Dans ma propre discussion sur la métaphore, j’ai triché. Je dis que la comparaison, l’allégorie et la métaphore sont toutes identiques. Il y a une blague à propos des astronomes : tant que nous obtenons une réponse qui se situe dans un facteur 1 000, le nombre reste le même. L’astronomie est rarement une science exacte ; les barres d’erreur sont souvent grandes. Je me demandais quel genre d’erreurs j’allais présenter à mes lecteurs avec mes métaphores, c’est l’une des raisons pour lesquelles j’ai choisi de parler directement au lecteur de leur prévalence dans la pensée scientifique. Si je vous dis qu’un univers en expansion est comme un ballon, vous pouvez supposer que l’univers est à l’intérieur de quelque chose d’autre, puisqu’un ballon est généralement localisable par rapport au monde extérieur. J’avais besoin de la métaphore visuelle du ballon, mais j’espère avoir aussi appris à mes lecteurs à demander jusqu’où ils peuvent le parcourir et où il pourrait tomber en panne.

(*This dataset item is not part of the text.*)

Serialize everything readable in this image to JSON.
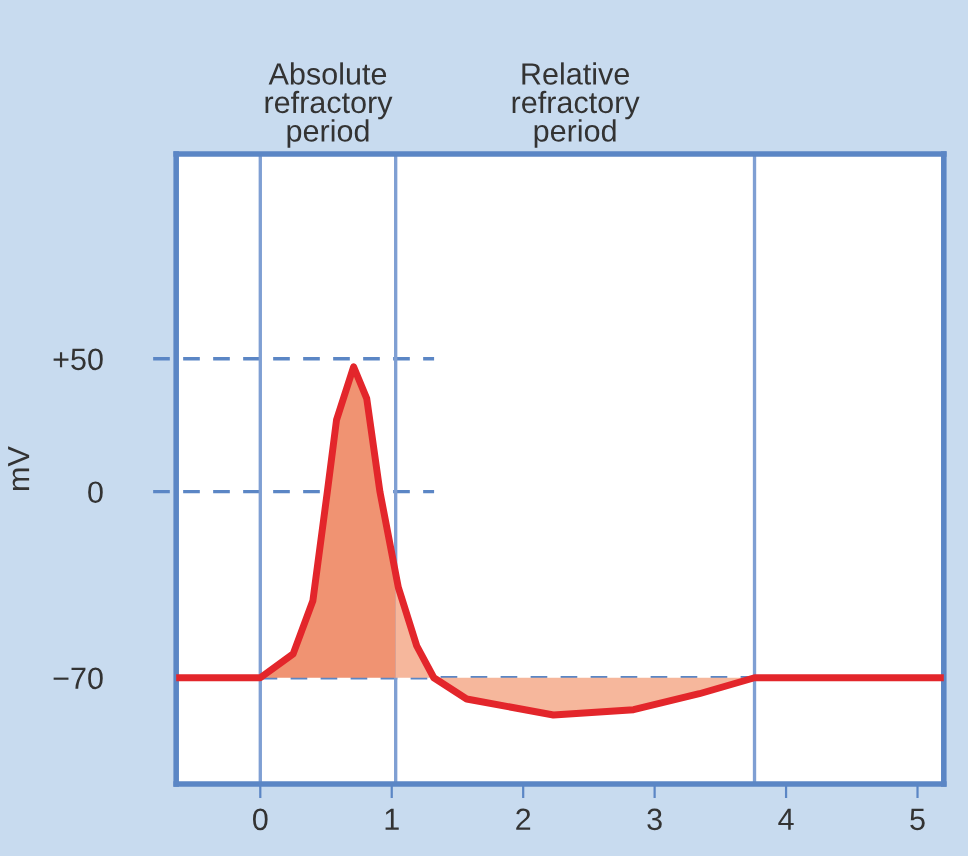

L’expérience de physique quantique sur laquelle j’espérais écrire a effectivement trouvé sa place dans mon livre. L’expérience Stern-Gerlach est un phénomène étrange et fantastique dans lequel des particules « oublient » des informations les concernant simplement parce qu’elles ont été observées. L’oubli est ici une métaphore dangereuse qui anthropomorphise les particules subatomiques qui n’ont pas de conscience. Malgré cela, il peut être difficile de trouver les mots pour résumer ce résultat tout à fait bizarre. En le partageant avec les lecteurs, je veux qu’ils voient l’univers comme moi. J’espère également que leur confrontation avec les résultats contre-intuitifs de l’expérience Stern-Gerlach constituera une bonne et utile éducation quantique.

__________________________________

Aux confins de l’espace-temps : particules, poésie et boogie du rêve cosmique de Chanda Prescod-Weinstein est disponible chez Pantheon Books, une marque de Knopf Doubleday Publishing Group, une division de Penguin Random House, LLC.